Élayne était certaine d’avoir conservé un visage calme depuis qu’elle était entrée dans la salle, mais Egwene s’approcha, passa un bras autour d’elle. « Qu’est-ce qu’il y a, Élayne ? Tu as l’air prête à fondre en larmes. »

Le souci dans sa voix donna à Élayne l’envie d’éclater en sanglots. Par la Lumière ! pensa-t-elle. Je ne vais pas être aussi sotte. Je ne veux pas ! “Une femme qui pleure est un seau sans fond ». Lini avait en réserve une foule de dictons de ce genre.

« Trois fois… » s’exclama Nynaeve à l’adresse de Moiraine, « … seulement trois !… vous avez consenti à nous seconder pour les interroger. Cette fois-ci, vous avez disparu avant que nous commencions et maintenant vous annoncez tranquillement que vous les envoyez à Tar Valon ! Si vous ne voulez pas aider, au moins ne vous mêlez de rien !

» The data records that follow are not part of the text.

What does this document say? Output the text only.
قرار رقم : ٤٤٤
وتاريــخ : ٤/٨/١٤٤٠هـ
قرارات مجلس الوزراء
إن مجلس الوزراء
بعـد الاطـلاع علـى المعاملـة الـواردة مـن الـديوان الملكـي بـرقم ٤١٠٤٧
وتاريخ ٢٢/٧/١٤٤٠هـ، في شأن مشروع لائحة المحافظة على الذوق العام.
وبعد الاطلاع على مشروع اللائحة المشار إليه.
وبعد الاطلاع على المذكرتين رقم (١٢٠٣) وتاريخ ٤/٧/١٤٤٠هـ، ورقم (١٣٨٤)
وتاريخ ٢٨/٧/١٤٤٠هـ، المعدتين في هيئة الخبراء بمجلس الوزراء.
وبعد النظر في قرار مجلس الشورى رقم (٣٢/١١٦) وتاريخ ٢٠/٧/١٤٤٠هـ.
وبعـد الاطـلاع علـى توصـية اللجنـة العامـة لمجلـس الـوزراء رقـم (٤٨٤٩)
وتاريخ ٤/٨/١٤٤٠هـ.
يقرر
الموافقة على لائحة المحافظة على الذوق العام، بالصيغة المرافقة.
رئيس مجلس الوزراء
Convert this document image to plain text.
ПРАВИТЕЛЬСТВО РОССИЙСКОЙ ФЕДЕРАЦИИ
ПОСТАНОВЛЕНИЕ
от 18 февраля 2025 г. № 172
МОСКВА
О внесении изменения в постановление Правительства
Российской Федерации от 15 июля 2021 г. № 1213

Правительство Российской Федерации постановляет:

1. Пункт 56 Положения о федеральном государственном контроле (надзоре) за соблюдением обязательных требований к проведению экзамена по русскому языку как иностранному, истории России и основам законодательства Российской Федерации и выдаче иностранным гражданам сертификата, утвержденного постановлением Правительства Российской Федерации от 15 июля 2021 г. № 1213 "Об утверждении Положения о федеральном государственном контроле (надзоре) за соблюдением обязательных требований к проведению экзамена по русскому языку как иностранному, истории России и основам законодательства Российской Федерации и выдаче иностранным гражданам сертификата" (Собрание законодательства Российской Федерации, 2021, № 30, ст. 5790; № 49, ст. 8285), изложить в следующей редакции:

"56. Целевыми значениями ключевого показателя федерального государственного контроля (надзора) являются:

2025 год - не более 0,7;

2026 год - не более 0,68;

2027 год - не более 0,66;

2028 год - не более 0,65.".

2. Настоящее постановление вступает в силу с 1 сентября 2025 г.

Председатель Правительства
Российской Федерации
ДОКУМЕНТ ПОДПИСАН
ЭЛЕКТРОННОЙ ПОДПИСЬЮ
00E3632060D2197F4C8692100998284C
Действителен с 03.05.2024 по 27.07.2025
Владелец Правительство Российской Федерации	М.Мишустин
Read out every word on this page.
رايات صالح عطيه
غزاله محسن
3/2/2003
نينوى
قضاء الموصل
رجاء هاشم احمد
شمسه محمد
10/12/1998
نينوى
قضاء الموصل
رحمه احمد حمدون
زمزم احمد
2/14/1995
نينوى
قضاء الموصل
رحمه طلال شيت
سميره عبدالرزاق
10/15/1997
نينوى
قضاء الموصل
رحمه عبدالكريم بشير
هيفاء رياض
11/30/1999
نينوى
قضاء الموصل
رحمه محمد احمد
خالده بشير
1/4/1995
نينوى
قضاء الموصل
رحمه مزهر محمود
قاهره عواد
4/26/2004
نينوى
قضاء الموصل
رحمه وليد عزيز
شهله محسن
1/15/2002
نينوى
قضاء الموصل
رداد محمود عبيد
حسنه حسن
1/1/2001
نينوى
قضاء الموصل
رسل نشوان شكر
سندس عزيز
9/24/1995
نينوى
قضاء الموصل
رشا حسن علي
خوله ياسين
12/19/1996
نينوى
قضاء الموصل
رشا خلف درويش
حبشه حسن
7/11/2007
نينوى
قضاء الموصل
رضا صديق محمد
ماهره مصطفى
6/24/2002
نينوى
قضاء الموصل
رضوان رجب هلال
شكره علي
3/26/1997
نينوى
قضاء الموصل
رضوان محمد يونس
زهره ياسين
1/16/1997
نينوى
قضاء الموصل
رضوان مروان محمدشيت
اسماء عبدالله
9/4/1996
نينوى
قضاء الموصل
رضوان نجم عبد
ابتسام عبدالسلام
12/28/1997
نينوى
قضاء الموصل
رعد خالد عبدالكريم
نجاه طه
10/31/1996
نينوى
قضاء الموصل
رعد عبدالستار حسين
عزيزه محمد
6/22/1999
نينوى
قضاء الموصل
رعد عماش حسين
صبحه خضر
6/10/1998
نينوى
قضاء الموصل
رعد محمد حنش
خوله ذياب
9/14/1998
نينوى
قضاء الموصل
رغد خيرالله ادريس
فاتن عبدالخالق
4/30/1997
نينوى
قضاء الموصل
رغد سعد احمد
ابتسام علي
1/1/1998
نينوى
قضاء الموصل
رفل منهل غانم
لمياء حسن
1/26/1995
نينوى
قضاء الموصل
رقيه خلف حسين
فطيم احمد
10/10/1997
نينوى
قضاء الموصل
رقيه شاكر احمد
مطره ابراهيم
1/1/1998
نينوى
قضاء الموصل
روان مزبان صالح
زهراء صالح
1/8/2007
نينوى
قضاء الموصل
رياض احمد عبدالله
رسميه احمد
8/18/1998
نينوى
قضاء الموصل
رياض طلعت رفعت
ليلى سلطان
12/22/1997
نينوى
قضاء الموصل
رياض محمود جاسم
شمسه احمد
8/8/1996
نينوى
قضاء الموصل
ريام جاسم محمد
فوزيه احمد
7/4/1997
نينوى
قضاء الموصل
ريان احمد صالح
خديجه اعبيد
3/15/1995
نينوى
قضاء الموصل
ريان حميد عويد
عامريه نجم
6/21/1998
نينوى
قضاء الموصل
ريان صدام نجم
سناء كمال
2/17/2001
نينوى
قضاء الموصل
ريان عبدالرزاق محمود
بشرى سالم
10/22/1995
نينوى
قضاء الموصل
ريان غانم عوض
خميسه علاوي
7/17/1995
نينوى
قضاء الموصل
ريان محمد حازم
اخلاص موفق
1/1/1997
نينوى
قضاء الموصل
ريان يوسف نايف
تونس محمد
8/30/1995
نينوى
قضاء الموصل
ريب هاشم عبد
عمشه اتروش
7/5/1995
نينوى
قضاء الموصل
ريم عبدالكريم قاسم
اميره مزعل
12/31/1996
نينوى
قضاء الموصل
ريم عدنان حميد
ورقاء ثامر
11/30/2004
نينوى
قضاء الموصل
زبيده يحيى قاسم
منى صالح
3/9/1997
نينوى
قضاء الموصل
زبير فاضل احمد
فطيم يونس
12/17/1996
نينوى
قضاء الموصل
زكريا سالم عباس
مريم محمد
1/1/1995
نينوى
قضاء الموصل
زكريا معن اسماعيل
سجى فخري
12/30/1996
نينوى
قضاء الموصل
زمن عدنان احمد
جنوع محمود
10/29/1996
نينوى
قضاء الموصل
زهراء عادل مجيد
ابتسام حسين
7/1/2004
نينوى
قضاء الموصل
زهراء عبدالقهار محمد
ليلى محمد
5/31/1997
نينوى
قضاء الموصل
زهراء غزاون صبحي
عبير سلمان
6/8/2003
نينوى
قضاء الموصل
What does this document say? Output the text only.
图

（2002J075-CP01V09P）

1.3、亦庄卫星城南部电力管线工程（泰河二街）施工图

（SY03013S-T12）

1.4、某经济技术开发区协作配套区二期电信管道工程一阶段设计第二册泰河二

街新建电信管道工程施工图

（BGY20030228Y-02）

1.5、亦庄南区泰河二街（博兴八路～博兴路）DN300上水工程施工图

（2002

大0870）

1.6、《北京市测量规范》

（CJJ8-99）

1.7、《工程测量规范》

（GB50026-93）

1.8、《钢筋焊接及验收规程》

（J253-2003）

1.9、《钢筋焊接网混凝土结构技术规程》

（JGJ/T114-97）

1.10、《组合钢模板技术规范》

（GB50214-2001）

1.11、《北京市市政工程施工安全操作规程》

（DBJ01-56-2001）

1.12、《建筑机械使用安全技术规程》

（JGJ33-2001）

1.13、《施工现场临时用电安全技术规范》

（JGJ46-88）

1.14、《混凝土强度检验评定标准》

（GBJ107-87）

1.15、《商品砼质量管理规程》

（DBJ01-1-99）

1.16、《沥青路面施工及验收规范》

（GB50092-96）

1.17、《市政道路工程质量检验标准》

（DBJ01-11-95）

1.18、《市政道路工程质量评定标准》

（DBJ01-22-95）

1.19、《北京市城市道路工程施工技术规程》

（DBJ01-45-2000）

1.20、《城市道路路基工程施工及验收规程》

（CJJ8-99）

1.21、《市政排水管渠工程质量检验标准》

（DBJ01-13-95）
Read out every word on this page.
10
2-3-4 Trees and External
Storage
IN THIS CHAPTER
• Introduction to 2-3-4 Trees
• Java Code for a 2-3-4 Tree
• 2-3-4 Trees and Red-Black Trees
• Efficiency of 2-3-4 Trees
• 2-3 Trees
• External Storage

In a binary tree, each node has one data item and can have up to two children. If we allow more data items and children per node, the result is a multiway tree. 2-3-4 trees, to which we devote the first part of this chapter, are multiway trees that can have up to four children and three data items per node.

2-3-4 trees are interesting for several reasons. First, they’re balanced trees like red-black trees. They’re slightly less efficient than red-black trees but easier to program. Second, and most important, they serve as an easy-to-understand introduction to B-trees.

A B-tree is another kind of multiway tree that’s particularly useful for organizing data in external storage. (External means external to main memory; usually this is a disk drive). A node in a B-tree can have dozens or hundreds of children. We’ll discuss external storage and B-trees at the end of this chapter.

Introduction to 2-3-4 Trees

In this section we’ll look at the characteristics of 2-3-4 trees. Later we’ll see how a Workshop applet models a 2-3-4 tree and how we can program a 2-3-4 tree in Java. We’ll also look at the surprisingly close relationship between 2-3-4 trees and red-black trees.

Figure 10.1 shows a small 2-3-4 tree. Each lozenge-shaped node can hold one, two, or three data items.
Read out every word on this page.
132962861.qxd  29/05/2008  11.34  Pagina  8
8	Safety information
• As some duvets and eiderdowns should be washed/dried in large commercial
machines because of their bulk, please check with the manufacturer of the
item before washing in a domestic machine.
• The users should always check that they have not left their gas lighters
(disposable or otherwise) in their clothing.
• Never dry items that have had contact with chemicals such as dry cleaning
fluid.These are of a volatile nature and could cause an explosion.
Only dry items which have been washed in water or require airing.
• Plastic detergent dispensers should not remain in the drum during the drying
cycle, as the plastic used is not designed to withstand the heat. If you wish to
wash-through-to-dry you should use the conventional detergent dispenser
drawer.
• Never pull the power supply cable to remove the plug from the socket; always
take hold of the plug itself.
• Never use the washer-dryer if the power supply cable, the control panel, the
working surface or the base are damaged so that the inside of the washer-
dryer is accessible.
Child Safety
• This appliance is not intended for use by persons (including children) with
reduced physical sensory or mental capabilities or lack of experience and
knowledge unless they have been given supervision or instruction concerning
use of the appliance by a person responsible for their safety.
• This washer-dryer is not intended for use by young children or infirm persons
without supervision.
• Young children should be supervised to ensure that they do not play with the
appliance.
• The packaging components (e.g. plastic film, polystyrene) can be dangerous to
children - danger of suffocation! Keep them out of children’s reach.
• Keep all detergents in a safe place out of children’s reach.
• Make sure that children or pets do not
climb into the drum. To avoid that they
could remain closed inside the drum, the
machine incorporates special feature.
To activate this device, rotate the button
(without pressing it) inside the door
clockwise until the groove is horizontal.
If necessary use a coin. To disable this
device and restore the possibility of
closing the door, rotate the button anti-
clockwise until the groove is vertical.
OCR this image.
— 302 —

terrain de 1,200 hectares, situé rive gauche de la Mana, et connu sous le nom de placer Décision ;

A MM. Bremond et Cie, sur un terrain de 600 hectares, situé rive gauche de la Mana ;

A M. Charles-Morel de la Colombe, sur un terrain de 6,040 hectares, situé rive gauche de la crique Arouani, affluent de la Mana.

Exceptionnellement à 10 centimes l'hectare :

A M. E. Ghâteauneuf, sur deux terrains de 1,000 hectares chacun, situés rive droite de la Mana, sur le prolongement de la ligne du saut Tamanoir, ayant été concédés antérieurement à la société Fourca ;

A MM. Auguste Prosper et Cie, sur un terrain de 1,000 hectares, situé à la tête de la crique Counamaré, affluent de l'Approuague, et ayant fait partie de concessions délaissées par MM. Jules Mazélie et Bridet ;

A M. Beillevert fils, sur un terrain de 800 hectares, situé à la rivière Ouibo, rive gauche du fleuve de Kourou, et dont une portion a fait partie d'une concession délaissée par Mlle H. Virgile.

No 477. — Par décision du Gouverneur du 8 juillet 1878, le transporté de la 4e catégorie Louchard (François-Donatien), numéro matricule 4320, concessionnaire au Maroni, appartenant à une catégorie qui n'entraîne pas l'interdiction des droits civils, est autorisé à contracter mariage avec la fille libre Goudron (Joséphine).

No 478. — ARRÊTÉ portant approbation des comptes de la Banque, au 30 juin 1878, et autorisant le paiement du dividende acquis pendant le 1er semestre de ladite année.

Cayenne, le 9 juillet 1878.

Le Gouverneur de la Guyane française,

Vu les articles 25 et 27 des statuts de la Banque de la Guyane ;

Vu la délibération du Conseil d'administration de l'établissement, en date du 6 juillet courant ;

— Ne présumez pas trop du mandat de l’Amyrlin, répliqua froidement Moiraine. Qu’elle vous ait chargées de rechercher Liandrin, d’accord, mais vous n’êtes encore que des Acceptées et déplorablement ignorantes, quelles que soient vos lettres de créance. Ou aviez-vous l’intention de les interroger éternellement avant d’arriver à une décision ? Vous autres des Deux Rivières semblez vous appliquer à éviter les décisions qui doivent être prises. » Nynaeve ouvrit et referma la bouche, les yeux prêts à lui sortir de la tête, comme si elle se demandait quelle accusation réfuter d’abord, mais Moiraine se tourna vers Egwene et Élayne. « Ressaisissez-vous, Élayne. Comment comptez-vous exécuter les ordres de l’Amyrlin si vous pensez que tous les pays ont les coutumes selon lesquelles vous avez été élevée, je me le demande. Et je ne sais pas pourquoi vous êtes bouleversée à ce point-là. Ne permettez pas à vos sentiments de blesser les autres.